Original in Spanish here. This translation was largely done by reader Maria Villa, with slight modifications were made by me dependent on my own interpretation of the text.
Thanks to Maria, here is the information for where you can find the Spanish original in hard copy:
Julio Cortázar, Último round (Tomo II), Siglo XXI, Madrid, 2009 (1969), pp. 222-224.
More about stairs by Julio Cortázar
Somewhere in the bibliography of which I have no desire to call to mind, it was explained that there are stairs for climbing as well of stairs for going down. What was not mentioned then, however, is that there might also be stairs for going backwards.
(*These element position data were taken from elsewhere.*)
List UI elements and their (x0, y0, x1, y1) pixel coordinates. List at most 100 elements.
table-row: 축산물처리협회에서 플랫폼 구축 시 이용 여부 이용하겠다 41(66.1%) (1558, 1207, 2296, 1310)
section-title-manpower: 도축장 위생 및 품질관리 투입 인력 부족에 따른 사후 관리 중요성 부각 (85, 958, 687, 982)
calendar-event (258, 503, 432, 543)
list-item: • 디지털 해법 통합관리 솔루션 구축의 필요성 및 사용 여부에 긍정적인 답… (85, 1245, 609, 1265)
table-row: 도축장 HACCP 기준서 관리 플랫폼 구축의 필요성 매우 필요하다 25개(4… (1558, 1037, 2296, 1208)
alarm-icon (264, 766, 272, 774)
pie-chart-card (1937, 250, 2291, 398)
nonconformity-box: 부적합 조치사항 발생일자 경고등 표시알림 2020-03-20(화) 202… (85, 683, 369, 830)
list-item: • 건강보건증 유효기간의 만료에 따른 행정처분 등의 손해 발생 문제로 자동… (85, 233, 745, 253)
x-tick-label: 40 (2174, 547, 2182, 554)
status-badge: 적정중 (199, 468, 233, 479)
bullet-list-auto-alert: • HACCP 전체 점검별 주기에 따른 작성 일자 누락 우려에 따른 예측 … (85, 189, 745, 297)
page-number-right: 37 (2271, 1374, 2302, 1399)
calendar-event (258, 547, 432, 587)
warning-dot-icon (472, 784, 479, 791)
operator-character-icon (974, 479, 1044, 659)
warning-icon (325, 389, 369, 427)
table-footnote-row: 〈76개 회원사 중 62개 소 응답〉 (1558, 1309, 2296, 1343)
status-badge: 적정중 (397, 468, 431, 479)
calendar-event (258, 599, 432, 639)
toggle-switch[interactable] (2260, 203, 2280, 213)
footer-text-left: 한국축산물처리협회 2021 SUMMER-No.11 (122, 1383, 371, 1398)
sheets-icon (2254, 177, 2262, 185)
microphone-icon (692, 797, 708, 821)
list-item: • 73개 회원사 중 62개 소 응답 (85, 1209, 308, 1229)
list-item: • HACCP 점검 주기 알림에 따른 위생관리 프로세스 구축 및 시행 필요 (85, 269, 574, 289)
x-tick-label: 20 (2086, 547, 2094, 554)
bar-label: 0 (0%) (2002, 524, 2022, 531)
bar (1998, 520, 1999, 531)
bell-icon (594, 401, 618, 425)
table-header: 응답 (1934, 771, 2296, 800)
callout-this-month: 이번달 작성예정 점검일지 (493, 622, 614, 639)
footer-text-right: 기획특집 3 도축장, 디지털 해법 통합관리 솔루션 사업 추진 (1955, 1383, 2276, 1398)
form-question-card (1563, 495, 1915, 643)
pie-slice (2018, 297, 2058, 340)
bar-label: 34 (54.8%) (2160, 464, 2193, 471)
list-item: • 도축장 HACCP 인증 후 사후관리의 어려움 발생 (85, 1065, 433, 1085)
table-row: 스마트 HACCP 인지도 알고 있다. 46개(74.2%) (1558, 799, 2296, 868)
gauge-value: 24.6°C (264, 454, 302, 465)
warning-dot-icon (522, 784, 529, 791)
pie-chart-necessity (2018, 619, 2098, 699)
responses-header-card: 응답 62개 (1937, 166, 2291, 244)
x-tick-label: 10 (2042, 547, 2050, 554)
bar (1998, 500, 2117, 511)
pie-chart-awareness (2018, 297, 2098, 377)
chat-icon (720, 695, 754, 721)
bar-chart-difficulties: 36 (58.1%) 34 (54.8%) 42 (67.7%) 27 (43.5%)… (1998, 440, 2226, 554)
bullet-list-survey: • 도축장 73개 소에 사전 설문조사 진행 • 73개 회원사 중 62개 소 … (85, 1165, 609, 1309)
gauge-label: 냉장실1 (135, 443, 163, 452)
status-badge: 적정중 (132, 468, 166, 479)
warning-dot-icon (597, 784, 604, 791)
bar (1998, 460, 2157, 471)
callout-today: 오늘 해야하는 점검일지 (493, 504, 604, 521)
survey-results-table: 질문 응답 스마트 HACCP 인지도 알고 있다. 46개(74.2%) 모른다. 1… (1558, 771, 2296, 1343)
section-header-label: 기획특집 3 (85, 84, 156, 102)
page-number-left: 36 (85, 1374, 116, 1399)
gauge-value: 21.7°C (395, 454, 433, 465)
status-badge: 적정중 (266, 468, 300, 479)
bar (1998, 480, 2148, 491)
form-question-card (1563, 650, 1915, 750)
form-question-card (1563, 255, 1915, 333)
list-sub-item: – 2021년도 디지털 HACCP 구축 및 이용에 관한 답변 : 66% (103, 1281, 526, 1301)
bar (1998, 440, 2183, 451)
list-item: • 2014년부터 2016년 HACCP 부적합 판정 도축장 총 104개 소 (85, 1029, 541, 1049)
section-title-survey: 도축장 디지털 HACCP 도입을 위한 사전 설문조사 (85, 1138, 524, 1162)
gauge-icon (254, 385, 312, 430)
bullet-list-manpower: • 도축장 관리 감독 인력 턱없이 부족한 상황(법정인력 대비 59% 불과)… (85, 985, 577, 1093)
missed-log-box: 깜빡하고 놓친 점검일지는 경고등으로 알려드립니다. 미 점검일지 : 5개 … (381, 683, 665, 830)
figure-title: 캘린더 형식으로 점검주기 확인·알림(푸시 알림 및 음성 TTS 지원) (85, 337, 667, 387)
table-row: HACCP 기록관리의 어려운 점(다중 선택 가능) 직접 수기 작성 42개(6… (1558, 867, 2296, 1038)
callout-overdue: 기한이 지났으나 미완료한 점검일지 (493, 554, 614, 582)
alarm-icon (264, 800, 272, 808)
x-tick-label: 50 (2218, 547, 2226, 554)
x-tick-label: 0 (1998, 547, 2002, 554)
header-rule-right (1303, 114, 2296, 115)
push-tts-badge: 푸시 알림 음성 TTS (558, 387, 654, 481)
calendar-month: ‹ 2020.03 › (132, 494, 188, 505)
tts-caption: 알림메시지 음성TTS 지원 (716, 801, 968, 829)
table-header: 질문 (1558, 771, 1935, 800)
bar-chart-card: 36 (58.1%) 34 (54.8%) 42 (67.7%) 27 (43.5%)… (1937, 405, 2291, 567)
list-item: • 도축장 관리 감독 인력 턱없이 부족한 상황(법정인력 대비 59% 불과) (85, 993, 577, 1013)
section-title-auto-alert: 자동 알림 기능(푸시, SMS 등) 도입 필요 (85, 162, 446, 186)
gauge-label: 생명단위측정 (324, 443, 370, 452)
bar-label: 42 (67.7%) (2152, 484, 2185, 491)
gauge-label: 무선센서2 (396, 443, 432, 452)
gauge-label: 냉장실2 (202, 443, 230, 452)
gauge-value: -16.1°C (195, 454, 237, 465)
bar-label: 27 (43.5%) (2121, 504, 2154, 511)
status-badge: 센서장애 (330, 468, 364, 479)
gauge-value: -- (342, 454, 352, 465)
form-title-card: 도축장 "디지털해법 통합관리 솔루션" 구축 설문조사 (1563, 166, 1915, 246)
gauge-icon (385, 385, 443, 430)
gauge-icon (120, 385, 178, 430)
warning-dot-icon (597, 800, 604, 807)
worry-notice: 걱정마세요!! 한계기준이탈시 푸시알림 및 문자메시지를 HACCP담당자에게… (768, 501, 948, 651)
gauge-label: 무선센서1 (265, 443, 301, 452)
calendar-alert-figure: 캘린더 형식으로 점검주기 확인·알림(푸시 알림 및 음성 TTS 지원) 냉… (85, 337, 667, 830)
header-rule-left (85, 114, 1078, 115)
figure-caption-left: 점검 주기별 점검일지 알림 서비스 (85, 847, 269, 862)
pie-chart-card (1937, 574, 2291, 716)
Users of these practical artifacts will understand without excessive effort that any stair might go backwards if you ascend giving your back to it, but, in any case, what’s at stake here is the result of such an unheard of process. You may do a test with any external stair —once you overcome the initial feeling of unease, or even vertigo, you will discover in each footstep a new field that not only belongs to the one of the previous step, but also corrects, criticizes and broadens it. Consider how just shortly before that, the last time you have climbed up that same stair in the usual manner, all this background world was abolished by the stairway itself and its hypnotic succession of steps; in contrast, climbing backwards would be enough, so that a horizon limited at first by the garden wall now jump to the small field of Peñaloza, encompassing then the Turkish lady’s mill, explode in the poplars of the cemetery, and with a bit of luck, arrive at the actual horizon, the one defined for us by our third-grade teacher. And the sky, the clouds? Count them when you are at the peak, drink the sky that falls upon your face as if through a gigantic funnel. Maybe later, when you turn on your feet and enter the upper floor of the house to your domestic and everyday life, you will learn that there also you should have looked at many things in that way, that also in a mouth, in love, in a novel, you should have walked up backwards. But be careful, it is easy to trip and fall; there are things that would only turn visible to you as you climb up backwards, and others that won’t give in, afraid of that ascension that forces them to undress to such extent; obstinate in their own level and in their mask, they cruelly take revenge of those who walk up backwards to see the world in a different perspective, the little field of Peñaloza or the poplars in the cemetery. Be careful with that chair; be careful with that woman.